Bronchography. Best of all bronchiectasias are visible at a bronchography. This research is conducted after introduction to bronchial tubes through a catheter or the bronchoscope of iodinated fat-soluble radiopaque substances.
Kompyuterny tomography. Seychasbronkhografiya was almost completely forced out by KT Emergence of KT with high resolution increased sensitivity of noninvasive diagnosis of bronchiectasias as this method allows to receive cuts 1,0 — 1,5 mm thick.
Further inspection is sent to search for the reasons of bronchiectasias.
At limited defeat carry out a bronkhoskopiya by means of which it is easy to exclude obstruction of a bronchial tube. In certain cases defeat localization matters, for example, bronchiectasias of an upper share are characteristic of tuberculosis and an allergic bronchopulmonary aspergillosis.
At suspicion on an allergic bronchopulmonary aspergillosis (a combination of bronchial asthma and bronchiectasias of large bronchial tubes) skin tests, serological researches and crops of a phlegm on Aspergillus spp are shown.
Research of function of external respiration allows to reveal type of ventilating disturbances which appear at widespread process or at the accompanying obstructive pulmonary disease. Quite often at patients with bronchiectasias reveal reversible obstruction of bronchial tubes.
At widespread defeat measure chlorine level in sweat (for a mucoviscidosis exception), carry out quantitative definition of immunoglobulins, investigate structure and mobility of spermatozoa and nasal or bronchial cilia for an exception of primary tsiliarny dyskinesia.

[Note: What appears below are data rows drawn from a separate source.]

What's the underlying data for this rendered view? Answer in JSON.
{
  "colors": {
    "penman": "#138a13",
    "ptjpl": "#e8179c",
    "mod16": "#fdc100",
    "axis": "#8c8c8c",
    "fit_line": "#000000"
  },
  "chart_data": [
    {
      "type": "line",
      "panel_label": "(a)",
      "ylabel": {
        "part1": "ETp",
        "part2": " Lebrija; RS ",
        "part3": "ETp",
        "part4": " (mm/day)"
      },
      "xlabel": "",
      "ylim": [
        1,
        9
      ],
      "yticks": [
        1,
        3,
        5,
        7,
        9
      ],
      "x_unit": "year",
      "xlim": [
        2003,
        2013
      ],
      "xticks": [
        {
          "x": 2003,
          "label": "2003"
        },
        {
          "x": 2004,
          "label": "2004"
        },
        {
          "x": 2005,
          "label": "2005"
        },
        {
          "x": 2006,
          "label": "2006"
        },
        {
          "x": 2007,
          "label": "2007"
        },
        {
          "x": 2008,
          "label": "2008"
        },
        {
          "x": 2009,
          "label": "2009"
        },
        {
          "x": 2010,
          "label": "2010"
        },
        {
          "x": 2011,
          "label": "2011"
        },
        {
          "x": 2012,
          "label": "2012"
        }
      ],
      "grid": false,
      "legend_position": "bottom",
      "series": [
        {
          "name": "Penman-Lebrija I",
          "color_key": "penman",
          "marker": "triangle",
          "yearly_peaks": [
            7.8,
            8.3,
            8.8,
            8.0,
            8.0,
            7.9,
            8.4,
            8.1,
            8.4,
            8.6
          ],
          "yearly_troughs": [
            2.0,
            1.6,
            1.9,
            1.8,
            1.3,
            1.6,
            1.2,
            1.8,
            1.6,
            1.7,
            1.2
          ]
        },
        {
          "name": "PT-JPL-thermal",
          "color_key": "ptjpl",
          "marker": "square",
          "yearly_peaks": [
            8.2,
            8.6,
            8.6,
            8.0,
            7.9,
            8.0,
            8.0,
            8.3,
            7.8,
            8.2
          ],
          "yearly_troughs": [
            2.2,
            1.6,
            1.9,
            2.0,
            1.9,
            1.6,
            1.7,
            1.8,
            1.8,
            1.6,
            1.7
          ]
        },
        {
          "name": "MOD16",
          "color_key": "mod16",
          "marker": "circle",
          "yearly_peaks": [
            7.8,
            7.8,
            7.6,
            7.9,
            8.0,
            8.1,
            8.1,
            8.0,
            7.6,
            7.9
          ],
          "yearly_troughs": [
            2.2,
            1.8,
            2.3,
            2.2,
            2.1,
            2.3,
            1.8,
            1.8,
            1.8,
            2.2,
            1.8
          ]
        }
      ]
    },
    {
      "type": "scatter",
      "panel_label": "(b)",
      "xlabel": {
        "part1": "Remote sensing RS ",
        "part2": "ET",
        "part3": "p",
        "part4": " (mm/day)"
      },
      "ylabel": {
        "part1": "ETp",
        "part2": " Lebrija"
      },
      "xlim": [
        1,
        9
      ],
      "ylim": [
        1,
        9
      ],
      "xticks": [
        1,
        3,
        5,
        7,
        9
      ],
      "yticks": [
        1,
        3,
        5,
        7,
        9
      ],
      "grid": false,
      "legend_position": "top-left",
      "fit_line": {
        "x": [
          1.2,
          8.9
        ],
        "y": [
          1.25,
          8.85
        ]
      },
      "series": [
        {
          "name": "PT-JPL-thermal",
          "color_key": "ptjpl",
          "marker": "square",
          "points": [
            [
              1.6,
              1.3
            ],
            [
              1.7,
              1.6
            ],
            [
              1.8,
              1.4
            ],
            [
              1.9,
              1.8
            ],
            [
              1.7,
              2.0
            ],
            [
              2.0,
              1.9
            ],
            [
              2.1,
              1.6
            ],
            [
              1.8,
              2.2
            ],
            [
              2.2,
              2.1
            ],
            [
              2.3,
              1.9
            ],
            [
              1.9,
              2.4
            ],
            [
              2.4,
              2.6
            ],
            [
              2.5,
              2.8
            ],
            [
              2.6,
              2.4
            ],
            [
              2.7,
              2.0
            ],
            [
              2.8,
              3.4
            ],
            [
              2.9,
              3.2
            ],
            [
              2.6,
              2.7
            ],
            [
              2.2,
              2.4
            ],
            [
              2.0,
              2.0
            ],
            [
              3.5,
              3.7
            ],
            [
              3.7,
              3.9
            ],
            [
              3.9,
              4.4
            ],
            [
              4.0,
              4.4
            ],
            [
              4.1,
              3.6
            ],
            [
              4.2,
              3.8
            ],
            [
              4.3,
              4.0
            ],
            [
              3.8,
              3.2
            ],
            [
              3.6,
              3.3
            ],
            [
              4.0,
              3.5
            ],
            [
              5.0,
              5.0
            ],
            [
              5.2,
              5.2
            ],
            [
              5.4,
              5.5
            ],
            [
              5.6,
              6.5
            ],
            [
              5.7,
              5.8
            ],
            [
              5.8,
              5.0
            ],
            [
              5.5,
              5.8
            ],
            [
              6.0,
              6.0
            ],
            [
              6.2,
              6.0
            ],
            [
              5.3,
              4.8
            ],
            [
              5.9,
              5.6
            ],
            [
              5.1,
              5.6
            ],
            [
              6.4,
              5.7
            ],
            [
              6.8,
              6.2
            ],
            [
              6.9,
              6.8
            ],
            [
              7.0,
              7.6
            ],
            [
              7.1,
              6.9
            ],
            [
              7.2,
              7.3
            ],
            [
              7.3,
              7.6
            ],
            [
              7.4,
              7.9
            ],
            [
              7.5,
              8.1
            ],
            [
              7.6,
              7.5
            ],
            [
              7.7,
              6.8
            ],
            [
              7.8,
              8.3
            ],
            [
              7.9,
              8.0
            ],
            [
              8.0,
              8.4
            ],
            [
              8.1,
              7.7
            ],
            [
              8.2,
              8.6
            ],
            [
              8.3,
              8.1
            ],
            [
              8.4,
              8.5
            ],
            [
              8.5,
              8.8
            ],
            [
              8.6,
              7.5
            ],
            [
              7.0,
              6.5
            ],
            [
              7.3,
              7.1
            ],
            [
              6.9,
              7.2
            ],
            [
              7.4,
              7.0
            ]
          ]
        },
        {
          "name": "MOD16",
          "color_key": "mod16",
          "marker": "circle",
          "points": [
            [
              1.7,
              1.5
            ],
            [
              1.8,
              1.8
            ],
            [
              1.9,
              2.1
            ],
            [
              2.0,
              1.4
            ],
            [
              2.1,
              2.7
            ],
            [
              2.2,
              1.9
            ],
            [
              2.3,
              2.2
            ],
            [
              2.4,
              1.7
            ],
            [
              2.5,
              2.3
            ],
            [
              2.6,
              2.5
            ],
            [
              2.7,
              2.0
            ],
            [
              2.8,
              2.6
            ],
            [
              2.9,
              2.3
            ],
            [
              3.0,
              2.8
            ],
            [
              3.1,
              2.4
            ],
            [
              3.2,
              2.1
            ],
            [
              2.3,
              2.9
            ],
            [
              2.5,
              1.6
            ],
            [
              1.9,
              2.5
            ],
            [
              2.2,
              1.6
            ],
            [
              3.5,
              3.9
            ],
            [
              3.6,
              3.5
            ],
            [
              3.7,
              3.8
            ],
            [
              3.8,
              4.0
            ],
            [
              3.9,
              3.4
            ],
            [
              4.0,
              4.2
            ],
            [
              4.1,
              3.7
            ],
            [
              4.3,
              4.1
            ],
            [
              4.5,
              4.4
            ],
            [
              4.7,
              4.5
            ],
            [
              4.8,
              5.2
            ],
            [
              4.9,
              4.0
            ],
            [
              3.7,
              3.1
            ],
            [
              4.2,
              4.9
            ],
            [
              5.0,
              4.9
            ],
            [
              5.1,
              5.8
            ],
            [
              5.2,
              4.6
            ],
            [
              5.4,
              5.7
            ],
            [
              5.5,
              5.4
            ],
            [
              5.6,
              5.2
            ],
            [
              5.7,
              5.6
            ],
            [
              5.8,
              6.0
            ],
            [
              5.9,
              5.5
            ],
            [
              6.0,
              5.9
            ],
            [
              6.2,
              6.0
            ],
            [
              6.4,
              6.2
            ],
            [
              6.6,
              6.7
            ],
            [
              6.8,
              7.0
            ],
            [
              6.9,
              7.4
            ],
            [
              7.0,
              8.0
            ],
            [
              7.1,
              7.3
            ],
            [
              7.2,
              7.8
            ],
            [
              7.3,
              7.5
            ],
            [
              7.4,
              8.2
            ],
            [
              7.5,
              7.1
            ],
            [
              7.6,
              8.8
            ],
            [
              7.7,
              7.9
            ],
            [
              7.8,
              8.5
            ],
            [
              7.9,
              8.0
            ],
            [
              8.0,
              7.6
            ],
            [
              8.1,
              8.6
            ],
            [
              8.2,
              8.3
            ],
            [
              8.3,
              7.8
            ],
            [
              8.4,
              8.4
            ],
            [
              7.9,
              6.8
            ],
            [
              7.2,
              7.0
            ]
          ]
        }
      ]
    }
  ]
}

Directed by the diagnosis of a bronchoectatic disease the following signs are important:
• instructions in the anamnesis on long (usually from early children's age) constant cough with department of a purulent phlegm in a large number;
• communication of the beginning of a disease with the postponed pneumonia or an acute respiratory infection;
• frequent flashes of inflammatory process (pneumonia) of the same localization;
• with firmness the remaining center of wet rattles (or several centers) during remission of a disease;
• existence of a thickening of trailer phalanxes of fingers of brushes in the form of "drum sticks" and nails in the form of "hour glasses";
• rough deformation of pulmonary drawing most often in the field of the lower segments or an average share of the right lung (at a X-ray analysis of lungs);
• identification at a bronchiectasia bronchography in the struck department.